Jan 16 (Reuters) – The U.S. and Taiwan reached a trade deal on Thursday under which Taiwanese companies will invest $250 billion to boost production of semiconductors, energy and artificial intelligence in the United States.
The agreement includes $100 billion already committed by semiconductor giant TSMC in 2025, with more to come, according to U.S. Commerce Secretary Howard Lutnick.
TSMC, the world’s largest contract chipmaker, hinted at plans to build more manufacturing capacity in the U.S. during its January 15 earnings call, but did not elaborate on any additional investment beyond the $165 billion it has already committed.
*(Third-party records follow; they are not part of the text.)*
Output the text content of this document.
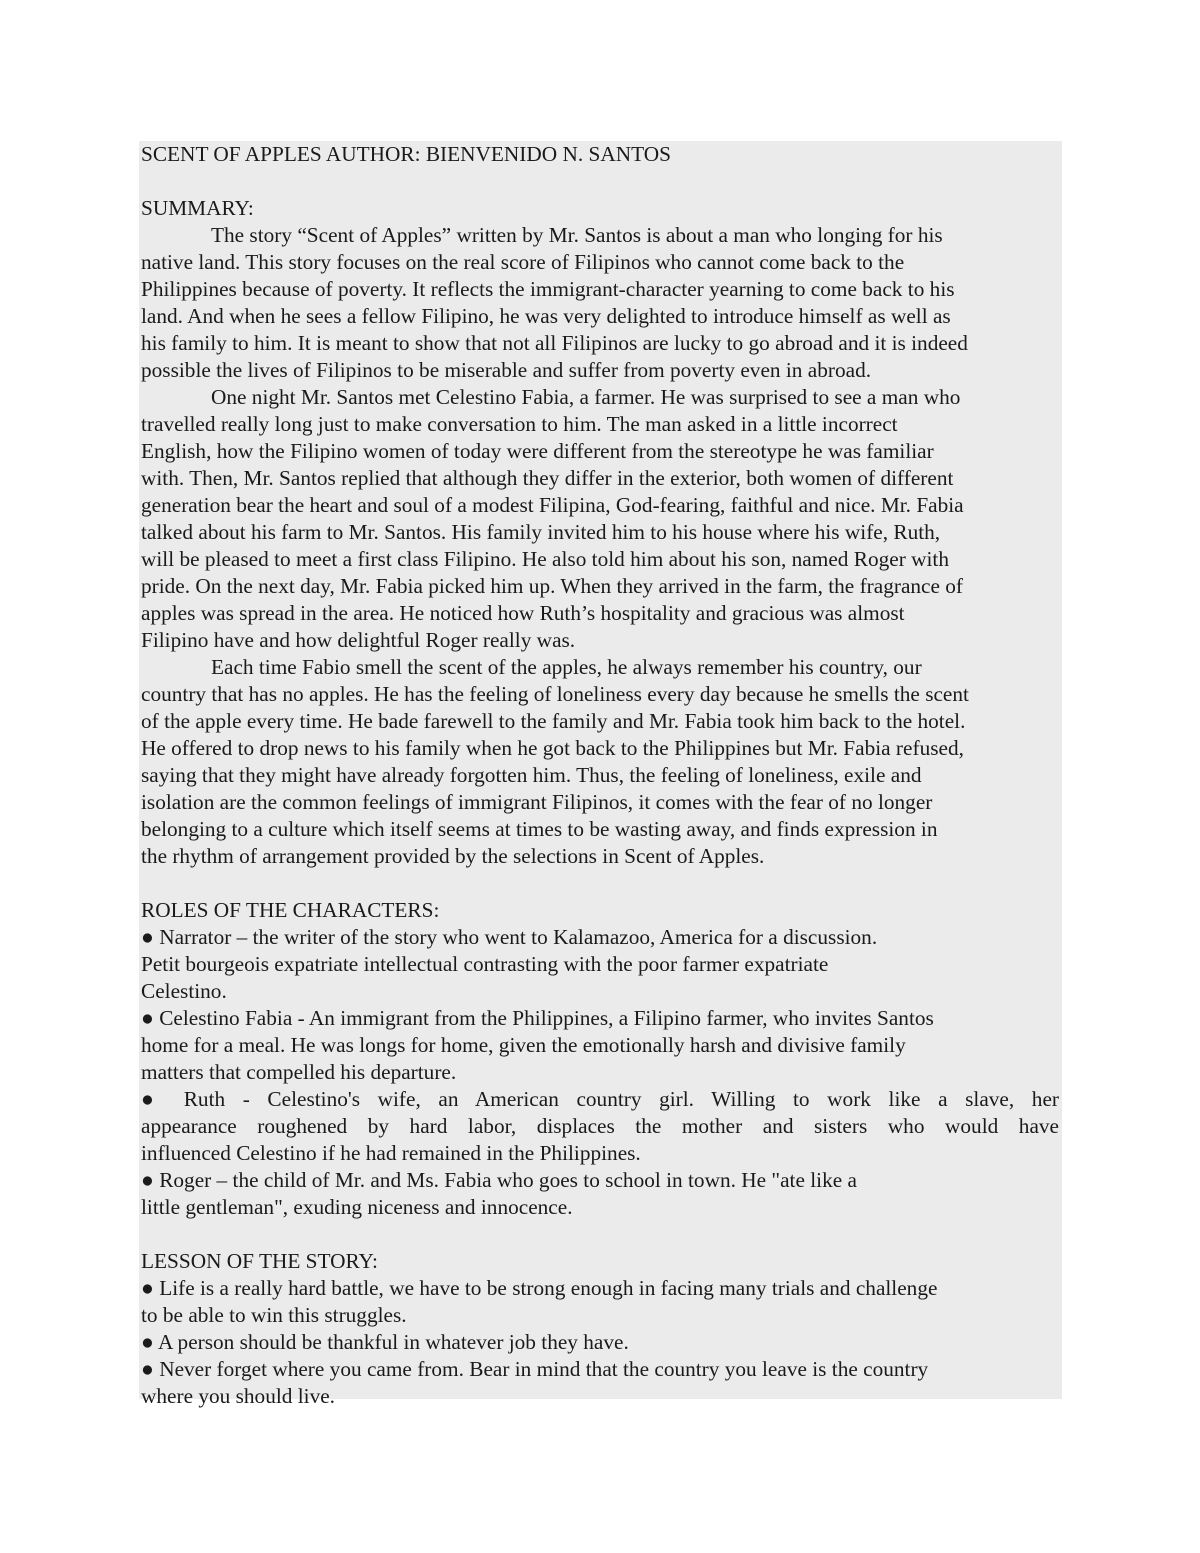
SCENT OF APPLES AUTHOR: BIENVENIDO N. SANTOS
SUMMARY:
The story “Scent of Apples” written by Mr. Santos is about a man who longing for his
native land. This story focuses on the real score of Filipinos who cannot come back to the
Philippines because of poverty. It reflects the immigrant-character yearning to come back to his
land. And when he sees a fellow Filipino, he was very delighted to introduce himself as well as
his family to him. It is meant to show that not all Filipinos are lucky to go abroad and it is indeed
possible the lives of Filipinos to be miserable and suffer from poverty even in abroad.
One night Mr. Santos met Celestino Fabia, a farmer. He was surprised to see a man who
travelled really long just to make conversation to him. The man asked in a little incorrect
English, how the Filipino women of today were different from the stereotype he was familiar
with. Then, Mr. Santos replied that although they differ in the exterior, both women of different
generation bear the heart and soul of a modest Filipina, God-fearing, faithful and nice. Mr. Fabia
talked about his farm to Mr. Santos. His family invited him to his house where his wife, Ruth,
will be pleased to meet a first class Filipino. He also told him about his son, named Roger with
pride. On the next day, Mr. Fabia picked him up. When they arrived in the farm, the fragrance of
apples was spread in the area. He noticed how Ruth’s hospitality and gracious was almost
Filipino have and how delightful Roger really was.
Each time Fabio smell the scent of the apples, he always remember his country, our
country that has no apples. He has the feeling of loneliness every day because he smells the scent
of the apple every time. He bade farewell to the family and Mr. Fabia took him back to the hotel.
He offered to drop news to his family when he got back to the Philippines but Mr. Fabia refused,
saying that they might have already forgotten him. Thus, the feeling of loneliness, exile and
isolation are the common feelings of immigrant Filipinos, it comes with the fear of no longer
belonging to a culture which itself seems at times to be wasting away, and finds expression in
the rhythm of arrangement provided by the selections in Scent of Apples.
ROLES OF THE CHARACTERS:
● Narrator – the writer of the story who went to Kalamazoo, America for a discussion.
Petit bourgeois expatriate intellectual contrasting with the poor farmer expatriate
Celestino.
● Celestino Fabia - An immigrant from the Philippines, a Filipino farmer, who invites Santos
home for a meal. He was longs for home, given the emotionally harsh and divisive family
matters that compelled his departure.
● Ruth - Celestino's wife, an American country girl. Willing to work like a slave, her
appearance roughened by hard labor, displaces the mother and sisters who would have
influenced Celestino if he had remained in the Philippines.
● Roger – the child of Mr. and Ms. Fabia who goes to school in town. He "ate like a
little gentleman", exuding niceness and innocence.
LESSON OF THE STORY:
● Life is a really hard battle, we have to be strong enough in facing many trials and challenge
to be able to win this struggles.
● A person should be thankful in whatever job they have.
● Never forget where you came from. Bear in mind that the country you leave is the country
where you should live.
Following are details of TSMC’s U.S. investments:
* January 2026: TSMC says it has completed the purchase of a second parcel of land in the U.S. state of Arizona to support its expansion plan and give it more flexibility to respond to strong AI-related demand. The plan would enable TSMC to scale up an independent gigafab cluster in Arizona.
* March 2025: TSMC says it will expand its U.S. investment to a total of $165 billion, including three additional fabs, two advanced packaging facilities and an R&D centre.
* April 2024: The Taiwan contract chipmaker announces plans for a third fab in Arizona, lifting total investment beyond $65 billion.
* December 2022: TSMC says it will add a second fab at its Arizona site, raising total planned investment to $40 billion.
* May 2020: TSMC announces an initial investment of $12 billion as part of plans to build its first advanced semiconductor fabrication plant in Arizona.
MANUFACTURING IN ARIZONA:
Apple, Nvidia, AMD and Qualcomm are customers of TSMC’s Arizona fabs. In April 2025, Apple CEO Tim Cook said Apple is TSMC Arizona’s first and largest customer. In October 2025, TSMC Arizona began volume production of Nvidia’s Blackwell GPUs using its advanced N4P process.